By Eric Sorensen / Washington State University News / October 19, 2017

PULLMAN, Washington

[dropcap]A[/dropcap] Washington State University researcher has found that the mating habits of salmon can alter the profile of stream beds, affecting the evolution of an entire watershed. His study is one of the first to quantitatively show that salmon can influence the shape of the land.

Alex Fremier, lead author of the study and associate professor in the WSU School of the Environment, said female salmon “fluff” soil and gravel on a river bottom as they prepare their nests, or redds. The stream gravel is then more easily removed by flooding, which opens the underlying bedrock to erosion.

“The salmon aren’t just moving sediment,” said Fremier. “They’re changing the character of the stream bed, so when there are floods, the gravel is more mobile.”

The study, “Sex that moves mountains: The influence of spawning fish on river profiles over geologic timescales,” appears in the journal Geomorphology.

Alex Fremier, associate professor at the WSU School of the Environment and author of “Sex that moves mountains” in the journal Geomorphology, knows first hand about the fish in his research. Alex Fremier, associate professor at the WSU School of the Environment and author of “Sex that moves mountains” in the journal Geomorphology, with a rainbow trout on Lake Pend Oreille. Working with colleagues at the University of Idaho and Indiana University, Fremier modeled the changes over 5 million years and saw streams with spawning salmon lowering stream slopes and elevation over time. Land alongside the stream can also get steeper and more prone to erosion.

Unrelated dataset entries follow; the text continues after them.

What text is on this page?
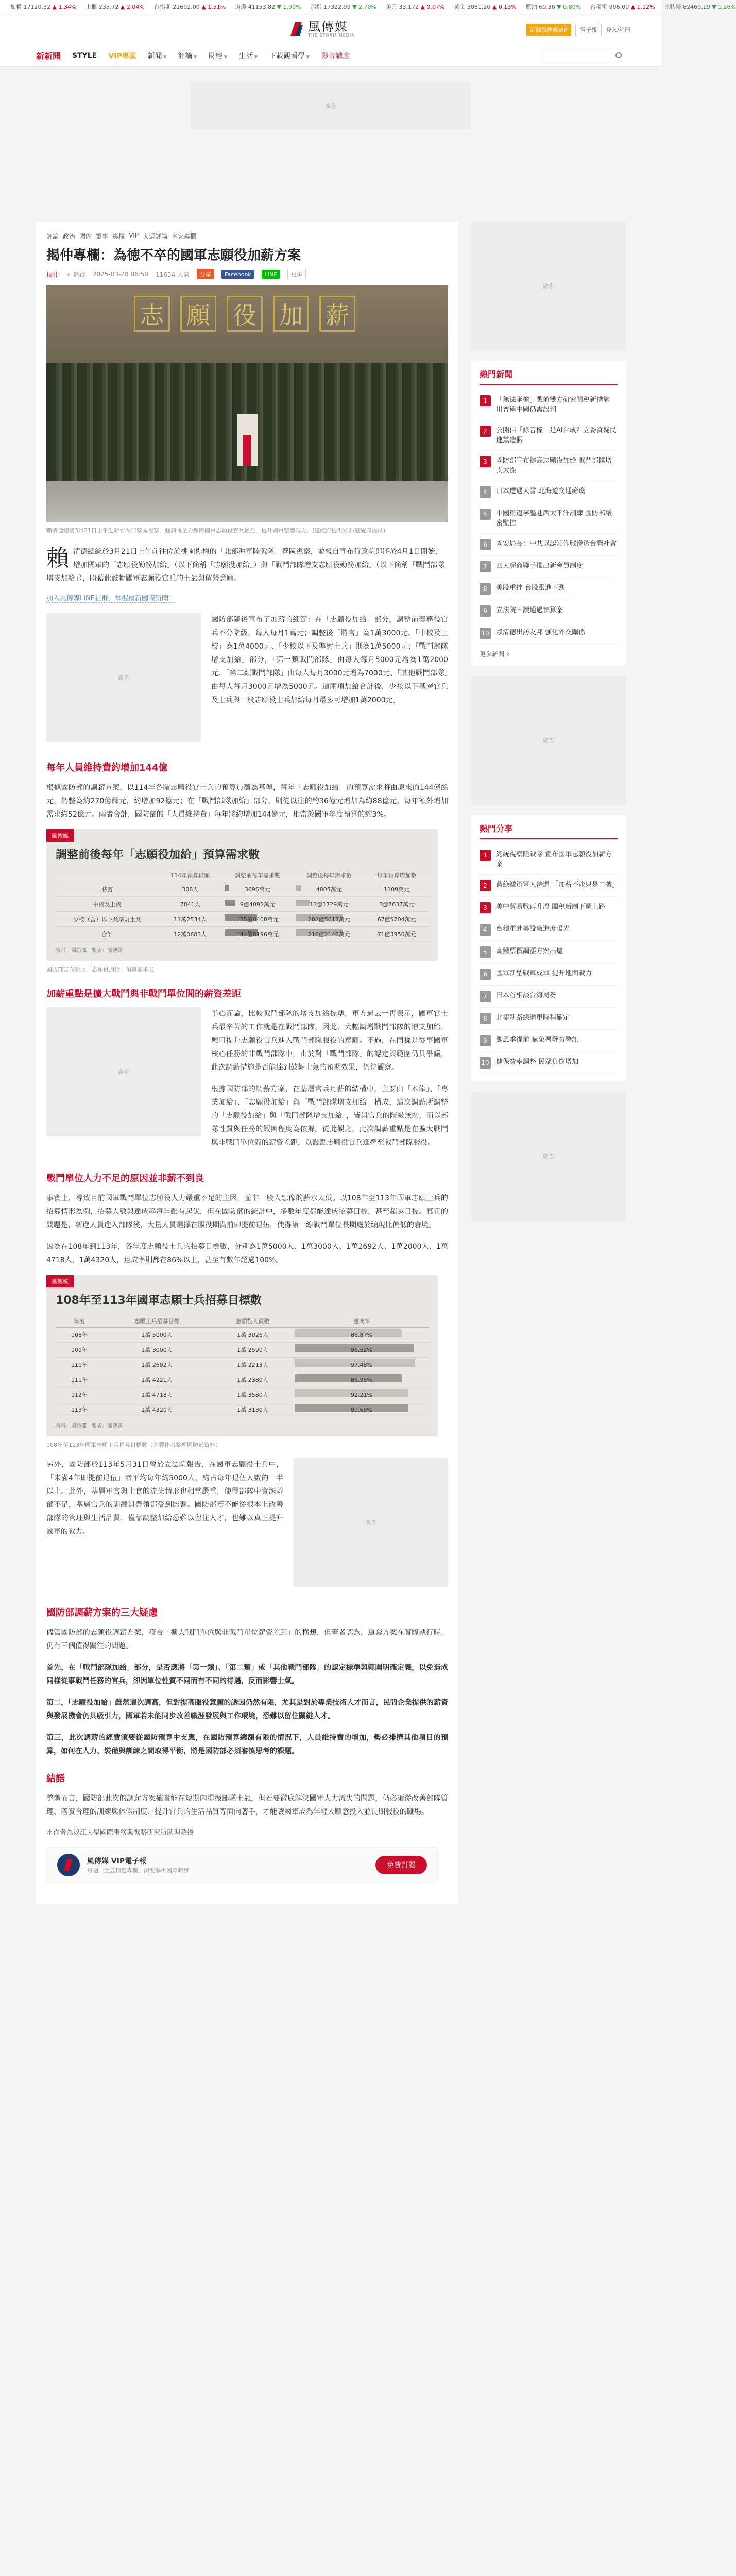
加權 17120.32 ▲ 1.34% 上櫃 235.72 ▲ 2.04% 台指期 21602.00 ▲ 1.51% 道瓊 41153.82 ▼ 1.90% 那指 17322.99 ▼ 2.70% 美元 33.172 ▲ 0.07% 黃金 3081.20 ▲ 0.13% 原油 69.36 ▼ 0.80% 台積電 906.00 ▲ 1.12% 比特幣 82460.19 ▼ 1.26%
風傳媒
THE STORM MEDIA
訂閱風傳媒VIP	電子報	登入/註冊
新新聞 STYLE VIP專區 新聞 ▼ 評論 ▼ 財經 ▼ 生活 ▼ 下載觀看學 ▼ 影音講座
廣告
評論 政治 國內 軍事 專欄 VIP 大選評論 名家專欄
揭仲專欄：為徳不卒的國軍志願役加薪方案
揭仲 + 追蹤 2025-03-28 06:50 11654 人氣	分享	Facebook	LINE	更多
志 願 役 加 薪
賴清德總統3月21日上午赴新竹湖口營區視察，強調將全力保障國軍志願役官兵權益，提升國軍整體戰力。(總統府提供)(圖/總統府提供)
賴清德總統於3月21日上午前往位於桃園楊梅的「北部海軍陸戰隊」營區視察，並親自宣布行政院即將於4月1日開始，增加國軍的「志願役勤務加給」（以下簡稱「志願役加給」）與「戰鬥部隊增支志願役勤務加給」（以下簡稱「戰鬥部隊增支加給」），盼藉此鼓舞國軍志願役官兵的士氣與留營意願。
加入風傳媒LINE社群，掌握最新國際新聞！
廣告

國防部隨後宣布了加薪的細節：在「志願役加給」部分，調整前義務役官兵不分階級，每人每月1萬元；調整後「將官」為1萬3000元、「中校及上校」為1萬4000元、「少校以下及準尉士兵」則為1萬5000元；「戰鬥部隊增支加給」部分，「第一類戰鬥部隊」由每人每月5000元增為1萬2000元、「第二類戰鬥部隊」由每人每月3000元增為7000元、「其他戰鬥部隊」由每人每月3000元增為5000元。這兩項加給合計後，少校以下基層官兵及士兵與一般志願役士兵加給每月最多可增加1萬2000元。

每年人員維持費約增加144億

根據國防部的調薪方案，以114年各階志願役官士兵的預算員額為基準，每年「志願役加給」的預算需求將由原來的144億餘元，調整為約270億餘元，約增加92億元；在「戰鬥部隊加給」部分，則從以往的約36億元增加為約88億元，每年額外增加需求約52億元。兩者合計，國防部的「人員維持費」每年將約增加144億元，相當於國軍年度預算的約3%。

風傳媒
調整前後每年「志願役加給」預算需求數
	114年預算員額	調整前每年需求數	調整後每年需求數	每年預算增加數
將官	308人	3696萬元	4805萬元	1109萬元
中校及上校	7841人	9億4092萬元	13億1729萬元	3億7637萬元
少校（含）以下及準尉士兵	11萬2534人	135億0408萬元	202億5612萬元	67億5204萬元
合計	12萬0683人	144億8196萬元	216億2146萬元	71億3950萬元
資料：國防部　製表：風傳媒
國防部宣布新版「志願役加給」預算需求表
加薪重點是擴大戰鬥與非戰鬥單位間的薪資差距
廣告

半心而論，比較戰鬥部隊的增支加給標準，軍方過去一再表示，國軍官士兵最辛苦的工作就是在戰鬥部隊，因此，大幅調增戰鬥部隊的增支加給，應可提升志願役官兵進入戰鬥部隊服役的意願。不過，在同樣是從事國軍核心任務的非戰鬥部隊中，由於對「戰鬥部隊」的認定與範圍仍具爭議，此次調薪措施是否能達到鼓舞士氣的預期效果，仍待觀察。

根據國防部的調薪方案，在基層官兵月薪的結構中，主要由「本俸」、「專業加給」、「志願役加給」與「戰鬥部隊增支加給」構成，這次調薪所調整的「志願役加給」與「戰鬥部隊增支加給」，皆與官兵的階級無關，而以部隊性質與任務的艱困程度為依據。從此觀之，此次調薪重點是在擴大戰鬥與非戰鬥單位間的薪資差距，以鼓勵志願役官兵選擇至戰鬥部隊服役。

戰鬥單位人力不足的原因並非薪不到良

事實上，導致目前國軍戰鬥單位志願役人力嚴重不足的主因，並非一般人想像的薪水太低。以108年至113年國軍志願士兵的招募情形為例，招募人數與達成率每年雖有起伏，但在國防部的統計中，多數年度都能達成招募目標，甚至超越目標。真正的問題是，新進人員進入部隊後，大量人員選擇在服役期滿前即提前退伍，使得第一線戰鬥單位長期處於編現比偏低的窘境。

因為在108年到113年，各年度志願役士兵的招募目標數，分別為1萬5000人、1萬3000人、1萬2692人、1萬2000人、1萬4718人、1萬4320人，達成率則都在86%以上，甚至有數年超過100%。

風傳媒
108年至113年國軍志願士兵招募目標數
年度	志願士兵招募目標	志願役人員數	達成率
108年	1萬 5000人	1萬 3026人	86.87%
109年	1萬 3000人	1萬 2590人	96.52%
110年	1萬 2692人	1萬 2213人	97.48%
111年	1萬 4221人	1萬 2380人	86.95%
112年	1萬 4718人	1萬 3580人	92.21%
113年	1萬 4320人	1萬 3130人	91.69%
資料：國防部　製表：風傳媒
108年至113年國軍志願士兵招募目標數（本製作者整理國防部資料）
廣告

另外，國防部於113年5月31日曾於立法院報告，在國軍志願役士兵中，「未滿4年即提前退伍」者平均每年約5000人，約占每年退伍人數的一半以上。此外，基層軍官與士官的流失情形也相當嚴重，使得部隊中資深幹部不足，基層官兵的訓練與帶領都受到影響。國防部若不能從根本上改善部隊的管理與生活品質，僅靠調整加給恐難以留住人才，也難以真正提升國軍的戰力。

國防部調薪方案的三大疑慮

儘管國防部的志願役調薪方案，符合「擴大戰鬥單位與非戰鬥單位薪資差距」的構想，但筆者認為，這套方案在實際執行時，仍有三個值得關注的問題。

首先，在「戰鬥部隊加給」部分，是否應將「第一類」、「第二類」或「其他戰鬥部隊」的認定標準與範圍明確定義，以免造成同樣從事戰鬥任務的官兵，卻因單位性質不同而有不同的待遇，反而影響士氣。

第二，「志願役加給」雖然這次調高，但對提高服役意願的誘因仍然有限，尤其是對於專業技術人才而言，民間企業提供的薪資與發展機會仍具吸引力，國軍若未能同步改善職涯發展與工作環境，恐難以留住關鍵人才。

第三，此次調薪的經費須要從國防預算中支應，在國防預算總額有限的情況下，人員維持費的增加，勢必排擠其他項目的預算，如何在人力、裝備與訓練之間取得平衡，將是國防部必須審慎思考的課題。

結語

整體而言，國防部此次的調薪方案確實能在短期內提振部隊士氣，但若要徹底解決國軍人力流失的問題，仍必須從改善部隊管理、落實合理的訓練與休假制度、提升官兵的生活品質等面向著手，才能讓國軍成為年輕人願意投入並長期服役的職場。

＊作者為淡江大學國際事務與戰略研究所助理教授
風傳媒 VIP電子報
每週一至五精選專欄，深度解析國際時事
免費訂閱
廣告
熱門新聞
1	「無法承擔」戰前雙方研究關稅新措施 川普稱中國仍需談判
2	公開信「錄音檔」是AI合成？立委質疑民進黨造假
3	國防部宣布提高志願役加給 戰鬥部隊增支大漲
4	日本遭遇大雪 北海道交通癱瘓
5	中國稱遼寧艦赴西太平洋訓練 國防部嚴密監控
6	國安局長：中共以認知作戰滲透台灣社會
7	四大超商聯手推出新會員制度
8	美股重挫 台股跟進下跌
9	立法院三讀通過預算案
10 賴清德出訪友邦 強化外交關係
更多新聞 »
廣告
熱門分享
1	總統視察陸戰隊 宣布國軍志願役加薪方案
2	藍綠激辯軍人待遇 「加薪不能只是口號」
3	美中貿易戰再升溫 關稅新制下週上路
4	台積電赴美設廠進度曝光
5	高鐵票價調漲方案出爐
6	國軍新型戰車成軍 提升地面戰力
7	日本首相談台海局勢
8	北捷新路線通車時程確定
9	颱風季提前 氣象署發布警訊
10 健保費率調整 民眾負擔增加
廣告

“Any lowering of the streambed translates upstream to lower the entire landscape,” said Fremier

Different salmon species can have different effects, Fremier said. Chinook salmon can move bigger pieces of material, while coho tend to move finer material. Over time, this diversification can lead to different erosion rates and changes to the landscape.

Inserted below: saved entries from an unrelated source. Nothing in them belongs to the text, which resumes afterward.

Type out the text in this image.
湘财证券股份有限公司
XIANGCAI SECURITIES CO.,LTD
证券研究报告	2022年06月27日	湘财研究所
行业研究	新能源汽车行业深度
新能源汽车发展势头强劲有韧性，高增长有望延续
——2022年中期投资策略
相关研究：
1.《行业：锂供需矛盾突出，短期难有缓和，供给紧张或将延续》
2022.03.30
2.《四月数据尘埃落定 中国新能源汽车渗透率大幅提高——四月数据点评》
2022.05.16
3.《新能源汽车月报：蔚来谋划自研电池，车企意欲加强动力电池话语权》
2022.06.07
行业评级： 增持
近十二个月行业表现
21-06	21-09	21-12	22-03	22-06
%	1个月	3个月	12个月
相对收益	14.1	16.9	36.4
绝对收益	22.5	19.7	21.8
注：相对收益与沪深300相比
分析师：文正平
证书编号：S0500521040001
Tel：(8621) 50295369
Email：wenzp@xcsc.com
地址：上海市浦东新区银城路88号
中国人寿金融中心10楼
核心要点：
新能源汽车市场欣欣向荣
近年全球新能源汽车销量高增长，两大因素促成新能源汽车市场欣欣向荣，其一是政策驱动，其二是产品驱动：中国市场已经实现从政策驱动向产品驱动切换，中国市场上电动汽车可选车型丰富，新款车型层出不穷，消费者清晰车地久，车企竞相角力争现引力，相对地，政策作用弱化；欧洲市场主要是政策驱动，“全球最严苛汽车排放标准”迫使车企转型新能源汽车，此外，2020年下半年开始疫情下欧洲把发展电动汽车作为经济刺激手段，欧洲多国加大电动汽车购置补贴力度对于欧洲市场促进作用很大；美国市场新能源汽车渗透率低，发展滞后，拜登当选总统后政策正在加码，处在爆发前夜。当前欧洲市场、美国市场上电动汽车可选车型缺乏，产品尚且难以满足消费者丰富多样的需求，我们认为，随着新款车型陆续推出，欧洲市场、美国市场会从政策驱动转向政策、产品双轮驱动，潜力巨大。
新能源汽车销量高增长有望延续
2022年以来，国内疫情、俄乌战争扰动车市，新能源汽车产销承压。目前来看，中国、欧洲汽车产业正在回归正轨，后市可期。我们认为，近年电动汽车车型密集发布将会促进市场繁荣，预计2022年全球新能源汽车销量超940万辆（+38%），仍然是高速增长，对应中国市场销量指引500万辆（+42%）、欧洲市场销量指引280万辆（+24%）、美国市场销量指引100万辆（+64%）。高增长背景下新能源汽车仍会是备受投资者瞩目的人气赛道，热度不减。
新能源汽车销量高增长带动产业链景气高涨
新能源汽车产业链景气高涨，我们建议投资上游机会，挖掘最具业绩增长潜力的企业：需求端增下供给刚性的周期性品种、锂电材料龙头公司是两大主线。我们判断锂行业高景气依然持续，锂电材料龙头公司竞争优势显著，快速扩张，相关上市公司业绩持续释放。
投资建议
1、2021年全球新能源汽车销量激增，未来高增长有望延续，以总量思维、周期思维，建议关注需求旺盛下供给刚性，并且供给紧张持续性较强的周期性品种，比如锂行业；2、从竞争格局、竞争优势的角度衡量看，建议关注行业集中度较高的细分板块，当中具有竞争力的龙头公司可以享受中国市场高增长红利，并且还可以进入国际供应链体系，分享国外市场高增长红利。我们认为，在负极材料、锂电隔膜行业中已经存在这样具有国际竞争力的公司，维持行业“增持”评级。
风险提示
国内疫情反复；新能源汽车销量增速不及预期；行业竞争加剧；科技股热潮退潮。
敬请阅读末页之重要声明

The paper is another way of looking at the role of living things in shaping their nonliving surroundings. Trees prevent landslides; beavers build dams that slow water, creating wetlands, flood plains and habitats for different trees and animals.

In 2012, researchers writing in Nature Geoscience described how, before the arrival of trees more than 300 million years ago, landscapes featured broad, shallow rivers and streams with easily eroded banks. But tree roots stabilized river banks and created narrow, fixed channels and vegetated islands, while log jams helped create the formation of new channels. The new landscape in turn led to “an increasingly diverse array of organisms,” the researchers wrote.

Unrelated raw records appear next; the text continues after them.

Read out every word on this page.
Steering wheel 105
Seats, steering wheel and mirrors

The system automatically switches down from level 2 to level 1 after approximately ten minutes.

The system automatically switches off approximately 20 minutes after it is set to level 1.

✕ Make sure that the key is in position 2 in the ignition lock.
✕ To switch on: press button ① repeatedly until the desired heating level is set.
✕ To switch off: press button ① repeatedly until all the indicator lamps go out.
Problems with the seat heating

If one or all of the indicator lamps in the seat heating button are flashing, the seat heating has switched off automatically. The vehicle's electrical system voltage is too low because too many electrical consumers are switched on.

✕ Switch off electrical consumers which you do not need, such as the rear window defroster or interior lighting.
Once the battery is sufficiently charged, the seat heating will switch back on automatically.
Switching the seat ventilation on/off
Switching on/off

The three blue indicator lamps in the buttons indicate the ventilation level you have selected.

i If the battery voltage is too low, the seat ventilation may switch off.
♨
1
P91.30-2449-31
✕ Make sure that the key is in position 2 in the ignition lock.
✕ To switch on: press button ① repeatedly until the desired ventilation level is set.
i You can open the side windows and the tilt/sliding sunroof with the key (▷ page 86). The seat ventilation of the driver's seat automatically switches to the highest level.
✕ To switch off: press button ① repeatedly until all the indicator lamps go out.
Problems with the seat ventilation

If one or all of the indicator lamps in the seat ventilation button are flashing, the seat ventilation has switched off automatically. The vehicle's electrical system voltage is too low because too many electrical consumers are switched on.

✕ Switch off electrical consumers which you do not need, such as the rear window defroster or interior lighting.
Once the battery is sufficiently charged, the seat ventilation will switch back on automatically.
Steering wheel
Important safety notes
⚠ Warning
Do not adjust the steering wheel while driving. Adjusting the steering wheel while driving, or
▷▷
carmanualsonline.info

Alex Fremier, associate professor at the WSU School of the Environment and author of “Sex that moves mountains” in the journal Geomorphology, with a rainbow trout on Lake Pend Oreille. Photo credit Alex Fremier, associate professor at the Washington State University School of the Environment, Pullman, WA.

Similarly, said Fremier, salmon can be creating new stream habitats that encourage the rise of new salmon species. On the other hand, streams where salmon drop in number or disappear altogether could see significant long-term changes in their profile and ecology.

“The evolution of a watershed can be influenced by the evolution of a species” Fremier said.